Former les futurs dirigeants, au-delà de l’enseignement classique

Stefan Gröschl, Professeur de Management à l’ESSEC Business School, reprend son article récemment publié dans le Journal of Business Ethics sur le développement des dirigeants de demain pour proposer une transformation des programmes des écoles de commerce. 

L’enseignement en Finlande versus le “business as usual” ailleurs

La Finlande a annoncé cette semaine une vaste réforme de son système scolaire secondaire, en abandonnant l’enseignement et l’apprentissage disciplinaire d’ici 2020. Dans l’avenir, les étudiants finlandais étudieront des évènements et phénomènes spécifiques par le biais d’une variété de savoirs disciplinaires simultanés. La Seconde Guerre Mondiale ne sera plus seulement étudiée d’un point de vue historique, mais les étudiants exploreront également l’évènement sous l’angle économique, politique, géographique, philosophique, entre autres. 

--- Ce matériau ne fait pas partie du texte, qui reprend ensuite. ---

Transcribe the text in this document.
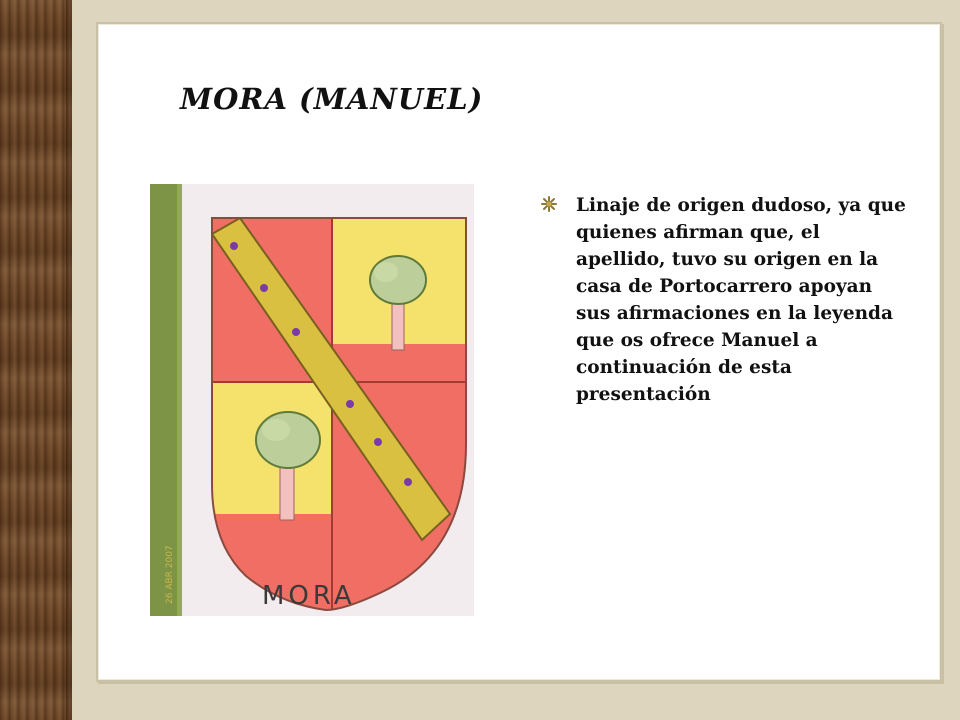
MORA (MANUEL)
MORA
26 ABR 2007

Linaje de origen dudoso, ya que quienes afirman que, el apellido, tuvo su origen en la casa de Portocarrero apoyan sus afirmaciones en la leyenda que os ofrece Manuel a continuación de esta presentación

Le Professeur Stefan Gröschl, ESSEC Business School, a récemment publié un article dans le très acclamé Journal of Business Ethics, dans lequel il propose d’ajouter une approche pédagogique semblable dans les écoles de management. Stefan Gröschl remarque ces dernières ont fait l’objet de nombreuses critiques concernant la pertinence de leurs programmes et méthodes pédagogiques dans la préparation des dirigeants et décideurs aux défis complexes que notre planète doit affronter. Bien que de nombreuses écoles aient tenté de réformer leurs modèles et approches d’enseignement de manière à mieux répondre aux besoins des dirigeants d’entreprises, les écoles de management et le monde des affaires continuent essentiellement à suivre l’approche « business as usual » qui crée, face aux défis socio-économiques et environnementaux globaux, des spectateurs sédentaires.

Apprendre à travers, au sein et au-delà des disciplines 

Stefan Gröschl propose qu’une approche d’enseignement transdisciplinaire vienne compléter la formation des étudiants d’école de commerce afin d’améliorer leur compréhension de ces défis pour un leadership plus responsable et durable. La notion de transdisciplinarité suppose qu’il y ait de nombreux niveaux de réalité à travers, au sein et au-delà des disciplines, riches en informations nécessaires à la compréhension et l’apprentissage exhaustifs. L’approche est axée sur l’enquête et présente une vision systémique/humaniste et une prise de conscience qui remet en question la pensée simpliste et dualiste – c’est-à-dire, la capacité intellectuelle de comprendre le « noir et blanc » sans s’attarder sur les nuances entre les arguments. Par ailleurs, la transdisciplinarité est basée sur un principe dialogique (soit l’apprentissage par le biais d’échanges sur différents points de vue et référentiels) et translogique qui va au-delà de la logique classique et rigide et qui aide les étudiants à explorer et unifier des concepts de nature tout aussi complémentaires que contradictoires (c’est-à-dire augmenter la croissance économique en utilisant moins de ressources naturelles). 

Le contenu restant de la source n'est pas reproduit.